SCP-653-JP-6 大量の半魚人のような生物に対して、禁酒法時代のマフィアのような格好をした[編集済]がドラムマガジン式の短機関銃を発射している。背景には[データ削除]。この毛布のみ「南緯47度9分、西経126度43分」という文字が絵と共に縫いとられている。 被験者はどこかの島の上で半魚人の群れに対して軽機関銃を乱射し、殲滅する。半魚人が非常にのろまであるため、容易に殲滅が可能である。また、同行者として褐色肌の美女が現れ、被験者に危険を教えるため、包囲などの危機的状況に陥ることはない。 [データ削除]。SCP-653-JP-6を使用した実験はこれ以降禁止された。映像を拷問用に利用するかは現在検討中である。

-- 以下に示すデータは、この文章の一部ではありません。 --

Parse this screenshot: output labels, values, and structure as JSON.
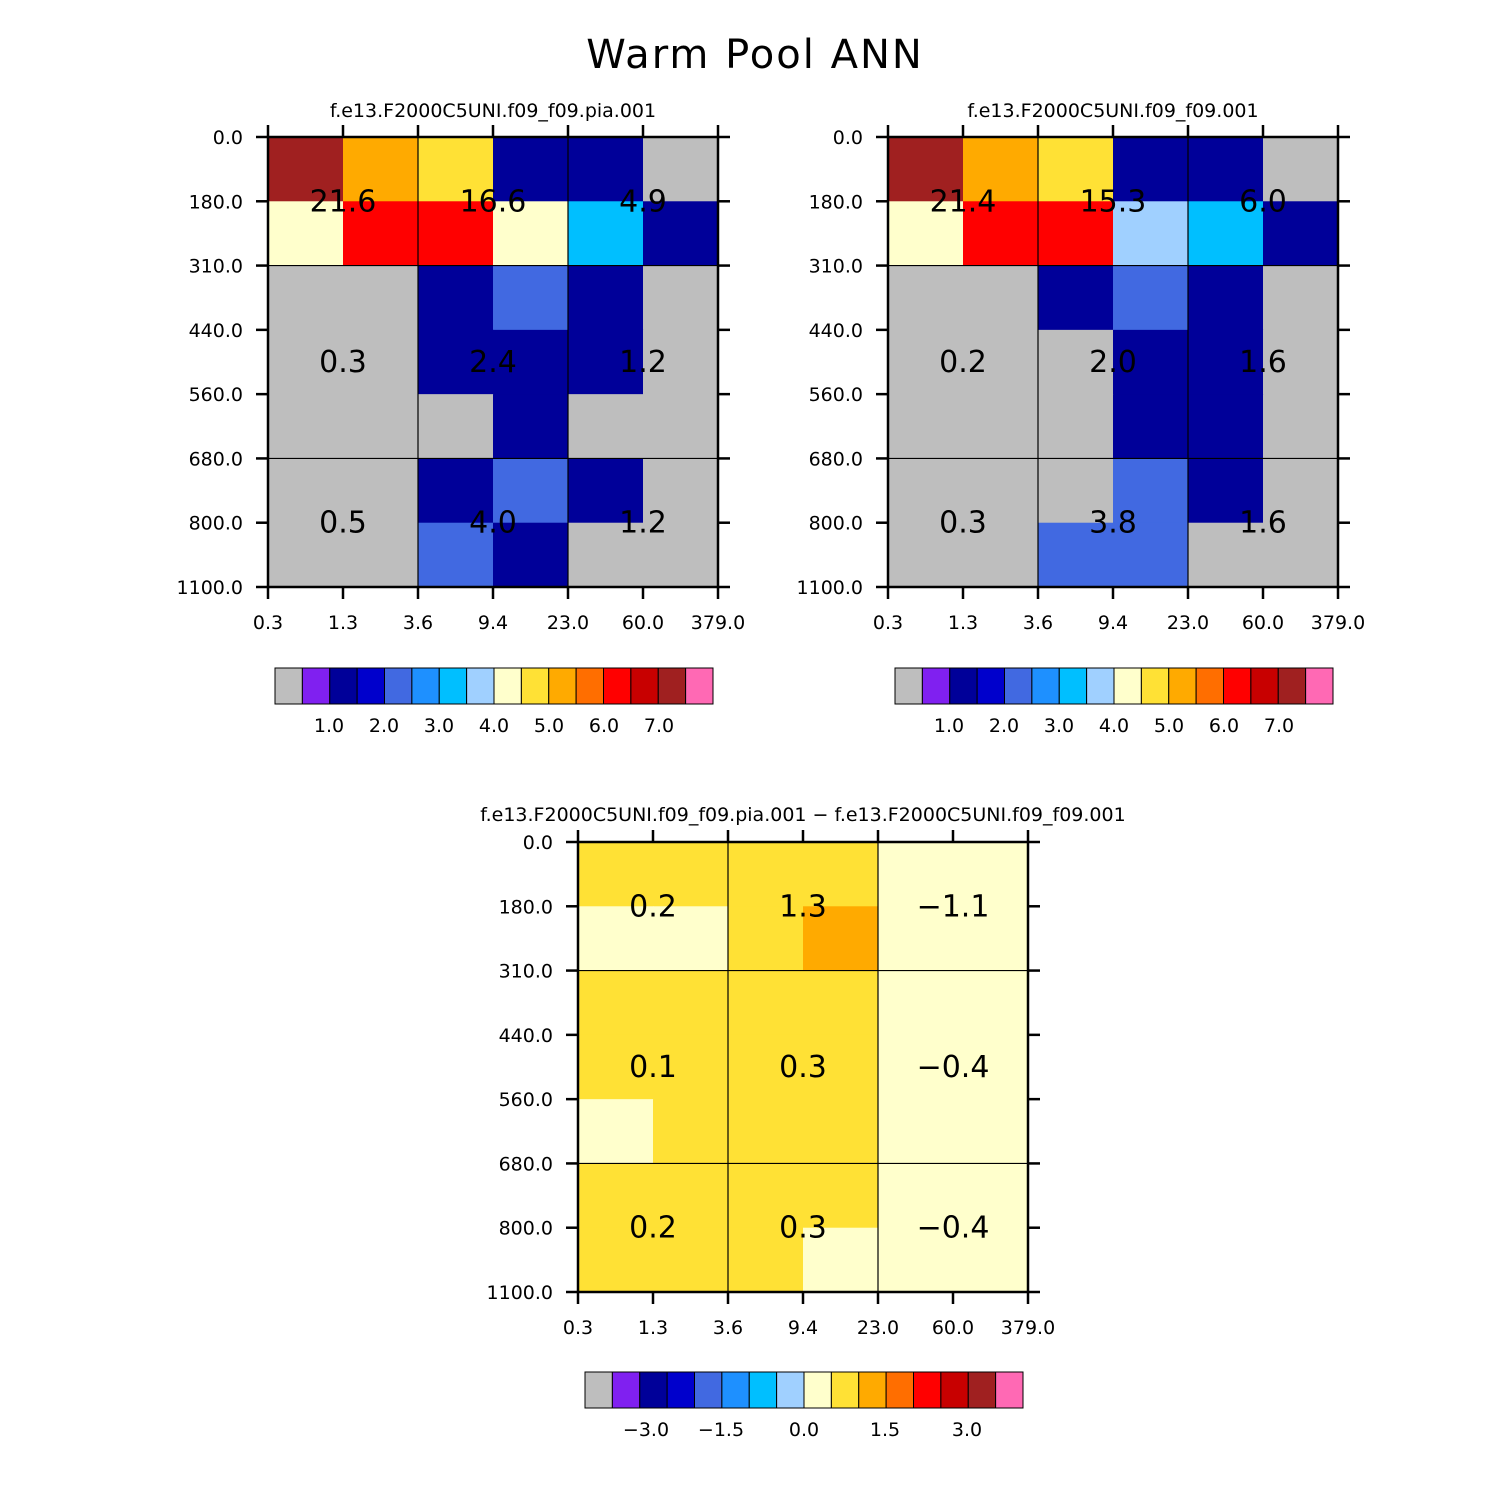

補遺: 19██/██/██に、SCP-653-JPに書かれた電話番号から、ダミー企業に対して連絡が来ました。当時の担当者であるエージェント・カナヘビが電話で接触を行った際の記録です。それまで、この電話番号に電話を掛けても、常に留守番電話へと繋がるだけでした。後述する理由により、内容はエージェント・カナヘビの記憶による筆記となっています。

エージェント・カナヘビ:「もしもし」

電話相手:(中年の男性とみられる声で)「……わかってるだろあんたら。なんでうちの製品を回収してるんだ?」

エージェント・カナヘビ:「お宅の『博士のわくわく大ぼうけん毛布』に致命的な欠陥があるからやけど」

電話相手:(溜息)「あーはいはい、あれね、事故があった場合うちの責任じゃありませんから。書いてますよね?」

エージェント・カナヘビ:「死人が出てるんやけど」

電話相手:「あー、はいはい、で? せーきーにーんーを負いません、って書いてあったでしょ? 日本語読めます? 勝手に回収してもらったら商売上がったりで困るんだけど」

エージェント・カナヘビ:「なんであのようなものを作ろうと思たんや?」

電話相手:(鼻で笑う)「知りませんよそんなこと。あと責任負いませんからね?」

エージェント・カナヘビ:「自分たちの行為には問題なんかあらへんて、言うとんのか?」

電話相手:「何あんた? 言っとくけどうちの会社、本社は日本にないからね。訴訟しても意味ないから。違法なことしてないよ? え? 喧嘩売ってる?」

エージェント・カナヘビ:「こういうものをこれからも売り続けるわけなんやね?」

電話相手:「いやあんたに言われる筋合いないから。んじゃ切るわ。バーカ! クソ財団、死ね!」

(24秒間の爆音)

(切断)

電話から流れてきた爆音を聞いた人間の職員は、全て音を聞いてから1時間以内の短期記憶及び、SCP-653-JPの情報に関する記憶を喪失しました。録音機器及び電話機は破壊されました。混乱が収束した後、SCP-653-JPに書かれた電話番号に対して再度電話を掛ける試みは、電話番号の使用が既にされていないという結果を残しました。逆探知の際の位置情報に従ってエージェントを派遣した結果、当該の場所には廃ビルしか存在しませんでした。”博士”がどうやって財団のことを知り得たのかは不明です。